Nuclear FAK aggravates CD8+T cell exhaustion via the SP1-IL-6 axis in colorectal cancer

Abstract

SUMMARYAlthough immune checkpoint blockade (ICB) therapy has shown promise in colorectal cancer patients with high microsatellite instability (MSI-H), response rates remain low for the majority of patients. Key challenges include the exhaustion of CD8+T cells and the presence of immunosuppressive cells within the tumor microenvironment. By integrating digital spatial profiling and scRNA sequencing, we found that the tumor-intrinsic activation of focal adhesion kinase (FAK) was strongly correlated with the heterogeneity and exhaustion of CD8+T cells within the spatial context of the tumor microenvironment and correlated with patient survival. Pharmacological inhibition or genetic loss of FAK enhanced antitumor immune responses and synergistically potentiated αPD-1 and αTIM-3 immunotherapy by augmenting CD8+T cell cytotoxicity and restoring exhaustion in preclinical models of colorectal cancer.
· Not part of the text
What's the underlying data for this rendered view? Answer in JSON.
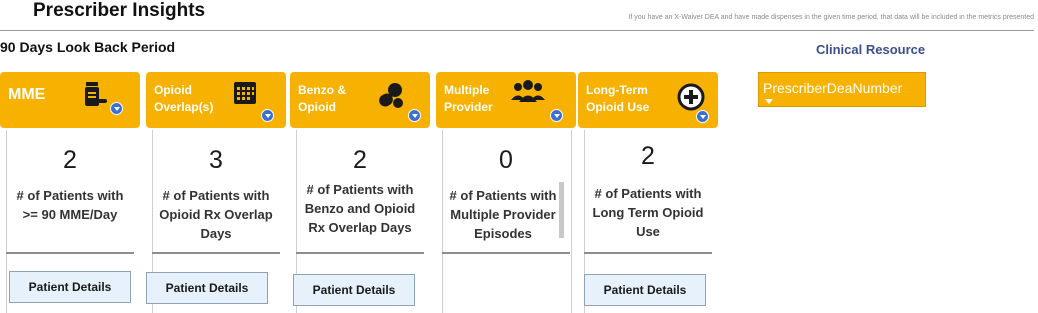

Mechanistically, nuclear FAK was found to regulate SP1/IL-6-mediated T cell exhaustion and the transcription of proinflammatory cytokines/chemokines. These findings underscore FAK’s pivotal role in CD8+T cell exhaustion within the immunosuppressive tumor microenvironment, suggesting that FAK is a promising target for advancing cancer immunotherapy.